Video menunjukkan ribuan pengunjuk rasa melaksanakan aksinya dengan tertib sambil membawa bendera negara, Rabu (8/4/2026) malam waktu setempat di Karachi.
Dilansir dari Viory, dalam aksi damai itu juga terdengar teriakan slogan mereka di tengah pidato pemimpin agama.
Dalam aksinya para pengunjuk rasa juga membawa beberapa poster menyuarakan pembelaan.
Dalam aksi damai, beberapa aktifis juga memberikan pendapat mereka terkait gencatan senjata AS dan Iran.
Pemimpin Dewan Ulama Syiah menyebut bahwa aksi damai yang dilakukan sebagai penanda.
Ia menyebut bahwa seluruh dunia dan Muslim telah melihat bahwa tidak satupun klaim AS yang berhasil.
Sementara itu, seorang cendekiawan mengatakan Amerika Serikat dan Israel belum memenuhi satupun tujuan mereka.
Ia juga mengklaim seluruh dunia mengakui bahwa Iran telah menang.
Hingga media Amerika dan Israel mengakui bahwa mereka telah menyerah.
"Amerika Serikat dan Israel belum memenuhi satupun tujuan mereka.

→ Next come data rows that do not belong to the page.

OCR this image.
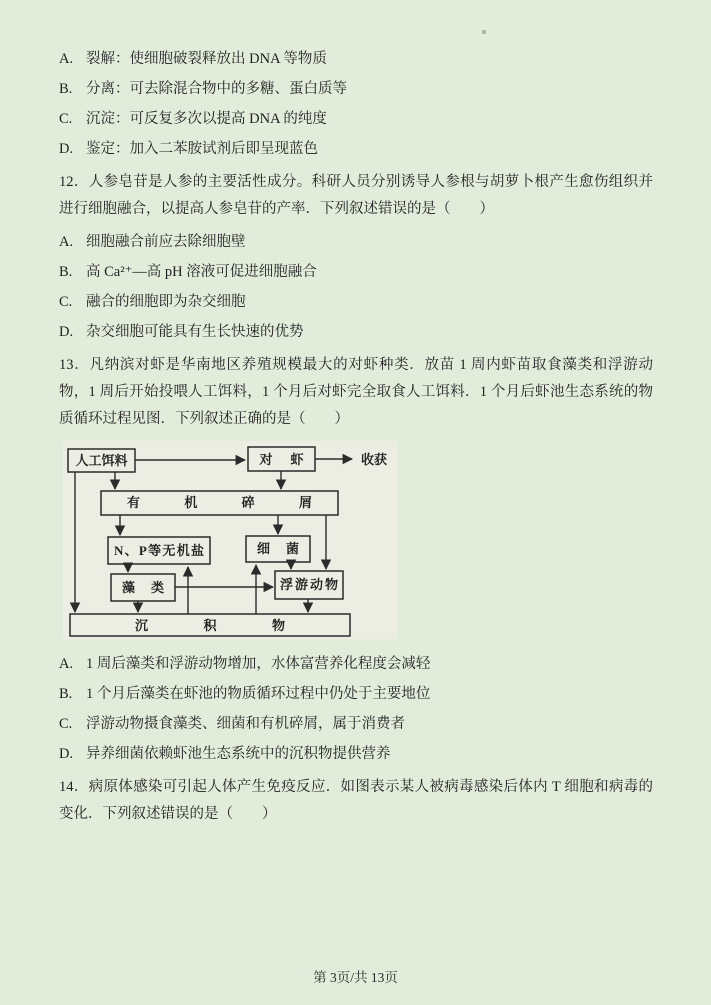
A. 裂解：使细胞破裂释放出 DNA 等物质

B. 分离：可去除混合物中的多糖、蛋白质等

C. 沉淀：可反复多次以提高 DNA 的纯度

D. 鉴定：加入二苯胺试剂后即呈现蓝色

12．人参皂苷是人参的主要活性成分。科研人员分别诱导人参根与胡萝卜根产生愈伤组织并进行细胞融合，以提高人参皂苷的产率．下列叙述错误的是（　　）

A. 细胞融合前应去除细胞壁

B. 高 Ca²⁺—高 pH 溶液可促进细胞融合

C. 融合的细胞即为杂交细胞

D. 杂交细胞可能具有生长快速的优势

13．凡纳滨对虾是华南地区养殖规模最大的对虾种类．放苗 1 周内虾苗取食藻类和浮游动物，1 周后开始投喂人工饵料，1 个月后对虾完全取食人工饵料．1 个月后虾池生态系统的物质循环过程见图．下列叙述正确的是（　　）

人工饵料	对虾	收获
有机碎屑
N、P等无机盐	细菌
藻类	浮游动物
沉积物

A. 1 周后藻类和浮游动物增加，水体富营养化程度会减轻

B. 1 个月后藻类在虾池的物质循环过程中仍处于主要地位

C. 浮游动物摄食藻类、细菌和有机碎屑，属于消费者

D. 异养细菌依赖虾池生态系统中的沉积物提供营养

14．病原体感染可引起人体产生免疫反应．如图表示某人被病毒感染后体内 T 细胞和病毒的变化．下列叙述错误的是（　　）

第 3页/共 13页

Iran bersikeras sejak hari pertama dan telah mengajukan syarat-syaratnya sendiri. Seluruh dunia mengakui bahwa Iran telah menang [...] bahkan media Amerika dan Israel mengakui bahwa mereka telah menyerah; jelas Iran menang," kata cendekiawan Hasan Zafar Naqvi.
"Hari ini, seluruh dunia dan dunia Muslim telah melihat bahwa tidak satu pun klaim AS yang berhasil. Bahkan, di 50 negara bagian AS, sekitar 10 juta orang telah turun ke jalan menentang agresi AS," tambah pemimpin Dewan Ulama Syiah, Nazir Abbas Taqvi.
Diketahui sebelumnya, Amerika Serikat dan Iran menyepakati gencatan senjata bersyarat dua minggu menjelang tenggat yang ditetapkan Donald Trump.
Trump dan kedua pihak menyebut kesepakatan itu sebagai kemenangan, dengan syarat pembukaan Selat Hormuz secara penuh dan aman.